Brady found that salamanders in roadside ponds have higher mortality, grow at a slower rate and are more than likely to develop L-shaped spines and other disfigurements. In roadside ponds, only 56 percent of salamander eggs survive the first 10 weeks of development, whereas 87 percent survive in the woodland ponds. As roadside ponds become more toxic, the surviving salamanders may develop a genetic advantage over their counterparts living in woodland ponds.
However, the salamanders that survive year after year in the roadside ponds appear to have adapted to the harsh conditions.
"The animals that come from roadside ponds actually do better—substantially better—than the ones that originate from woodland ponds when they're raised together," Brady said.
That animals adapt to human activities is not altogether new. For example, fish have begun to mature at smaller sizes in response to commercial fishing. But whereas humans directly utilize fish for consumption, salamanders are just bystanders to human activities.
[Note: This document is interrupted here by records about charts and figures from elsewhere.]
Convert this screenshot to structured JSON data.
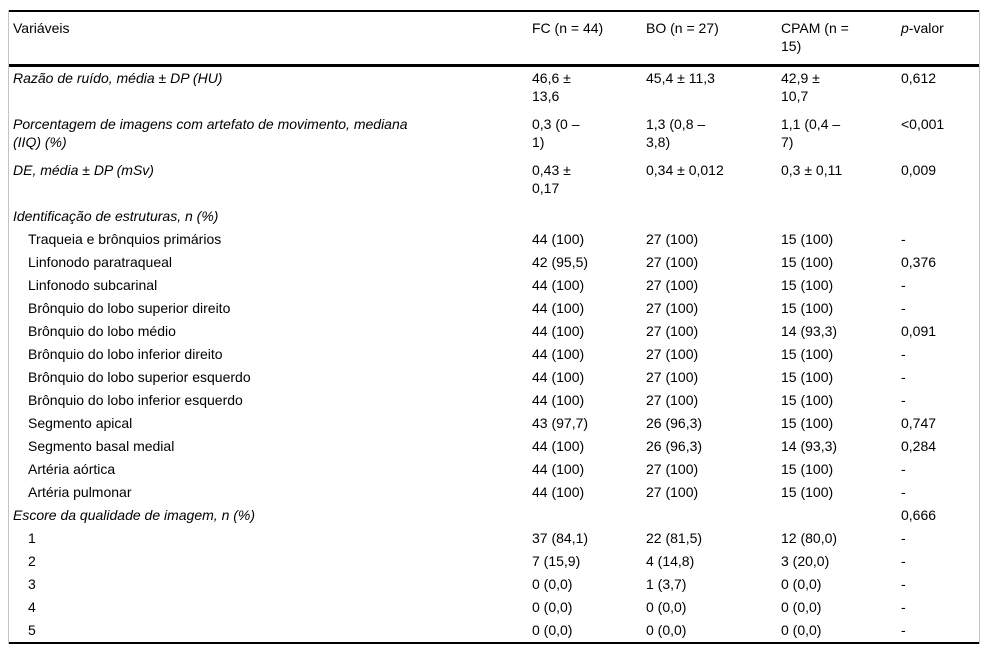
{
  "table": {
    "header": {
      "variaveis": "Variáveis",
      "fc": "FC (n = 44)",
      "bo": "BO (n = 27)",
      "cpam": "CPAM (n =\n15)",
      "p_italic": "p",
      "p_rest": "-valor"
    },
    "rows": [
      {
        "label": "Razão de ruído, média ± DP (HU)",
        "italic": true,
        "indent": false,
        "tall": true,
        "fc": "46,6 ±\n13,6",
        "bo": "45,4 ± 11,3",
        "cpam": "42,9 ±\n10,7",
        "p": "0,612"
      },
      {
        "label": "Porcentagem de imagens com artefato de movimento, mediana\n(IIQ) (%)",
        "italic": true,
        "indent": false,
        "tall": true,
        "fc": "0,3 (0 –\n1)",
        "bo": "1,3 (0,8 –\n3,8)",
        "cpam": "1,1 (0,4 –\n7)",
        "p": "<0,001"
      },
      {
        "label": "DE, média ± DP (mSv)",
        "italic": true,
        "indent": false,
        "tall": true,
        "fc": "0,43 ±\n0,17",
        "bo": "0,34 ± 0,012",
        "cpam": "0,3 ± 0,11",
        "p": "0,009"
      },
      {
        "label": "Identificação de estruturas, n (%)",
        "italic": true,
        "indent": false,
        "tall": false,
        "fc": "",
        "bo": "",
        "cpam": "",
        "p": ""
      },
      {
        "label": "Traqueia e brônquios primários",
        "italic": false,
        "indent": true,
        "tall": false,
        "fc": "44 (100)",
        "bo": "27 (100)",
        "cpam": "15 (100)",
        "p": "-"
      },
      {
        "label": "Linfonodo paratraqueal",
        "italic": false,
        "indent": true,
        "tall": false,
        "fc": "42 (95,5)",
        "bo": "27 (100)",
        "cpam": "15 (100)",
        "p": "0,376"
      },
      {
        "label": "Linfonodo subcarinal",
        "italic": false,
        "indent": true,
        "tall": false,
        "fc": "44 (100)",
        "bo": "27 (100)",
        "cpam": "15 (100)",
        "p": "-"
      },
      {
        "label": "Brônquio do lobo superior direito",
        "italic": false,
        "indent": true,
        "tall": false,
        "fc": "44 (100)",
        "bo": "27 (100)",
        "cpam": "15 (100)",
        "p": "-"
      },
      {
        "label": "Brônquio do lobo médio",
        "italic": false,
        "indent": true,
        "tall": false,
        "fc": "44 (100)",
        "bo": "27 (100)",
        "cpam": "14 (93,3)",
        "p": "0,091"
      },
      {
        "label": "Brônquio do lobo inferior direito",
        "italic": false,
        "indent": true,
        "tall": false,
        "fc": "44 (100)",
        "bo": "27 (100)",
        "cpam": "15 (100)",
        "p": "-"
      },
      {
        "label": "Brônquio do lobo superior esquerdo",
        "italic": false,
        "indent": true,
        "tall": false,
        "fc": "44 (100)",
        "bo": "27 (100)",
        "cpam": "15 (100)",
        "p": "-"
      },
      {
        "label": "Brônquio do lobo inferior esquerdo",
        "italic": false,
        "indent": true,
        "tall": false,
        "fc": "44 (100)",
        "bo": "27 (100)",
        "cpam": "15 (100)",
        "p": "-"
      },
      {
        "label": "Segmento apical",
        "italic": false,
        "indent": true,
        "tall": false,
        "fc": "43 (97,7)",
        "bo": "26 (96,3)",
        "cpam": "15 (100)",
        "p": "0,747"
      },
      {
        "label": "Segmento basal medial",
        "italic": false,
        "indent": true,
        "tall": false,
        "fc": "44 (100)",
        "bo": "26 (96,3)",
        "cpam": "14 (93,3)",
        "p": "0,284"
      },
      {
        "label": "Artéria aórtica",
        "italic": false,
        "indent": true,
        "tall": false,
        "fc": "44 (100)",
        "bo": "27 (100)",
        "cpam": "15 (100)",
        "p": "-"
      },
      {
        "label": "Artéria pulmonar",
        "italic": false,
        "indent": true,
        "tall": false,
        "fc": "44 (100)",
        "bo": "27 (100)",
        "cpam": "15 (100)",
        "p": "-"
      },
      {
        "label": "Escore da qualidade de imagem, n (%)",
        "italic": true,
        "indent": false,
        "tall": false,
        "fc": "",
        "bo": "",
        "cpam": "",
        "p": "0,666"
      },
      {
        "label": "1",
        "italic": false,
        "indent": true,
        "tall": false,
        "fc": "37 (84,1)",
        "bo": "22 (81,5)",
        "cpam": "12 (80,0)",
        "p": "-"
      },
      {
        "label": "2",
        "italic": false,
        "indent": true,
        "tall": false,
        "fc": "7 (15,9)",
        "bo": "4 (14,8)",
        "cpam": "3 (20,0)",
        "p": "-"
      },
      {
        "label": "3",
        "italic": false,
        "indent": true,
        "tall": false,
        "fc": "0 (0,0)",
        "bo": "1 (3,7)",
        "cpam": "0 (0,0)",
        "p": "-"
      },
      {
        "label": "4",
        "italic": false,
        "indent": true,
        "tall": false,
        "fc": "0 (0,0)",
        "bo": "0 (0,0)",
        "cpam": "0 (0,0)",
        "p": "-"
      },
      {
        "label": "5",
        "italic": false,
        "indent": true,
        "tall": false,
        "fc": "0 (0,0)",
        "bo": "0 (0,0)",
        "cpam": "0 (0,0)",
        "p": "-"
      }
    ],
    "colors": {
      "text": "#000000",
      "rule": "#000000",
      "side_border": "#c3c3c3",
      "background": "#ffffff"
    }
  }
}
This suggests that the majority of species, which are not specifically targeted for human use, may be experiencing profound evolutionary consequences. And it appears that even species not being driven to extinction—and seldom thought about—are changing.
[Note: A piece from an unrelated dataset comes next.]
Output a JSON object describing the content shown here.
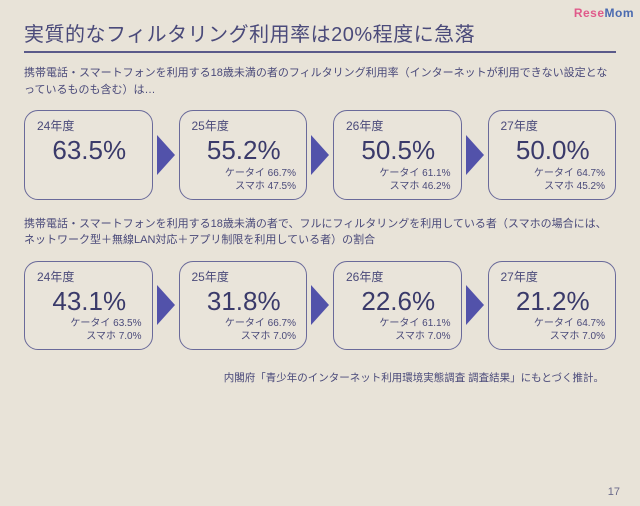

"This adaptation is certainly encouraging for conservation," said Brady. "But our modern footprint is fundamentally changing species in ways we don't understand and, critically, we don't know if these adaptive responses will keep pace with environmental change."
Brady observed the development of the salamanders in 10 ponds—five roadside and five woodland—at Yale Myers Forest and in the town of Willington, both in northeastern Connecticut. The paper, "Road to Evolution? Local Adaptation to Road Adjacency in an Amphibian (Ambystoma maculatum)," is available at www.nature.com/srep/2012/120126/srep00235/full/srep00235.html.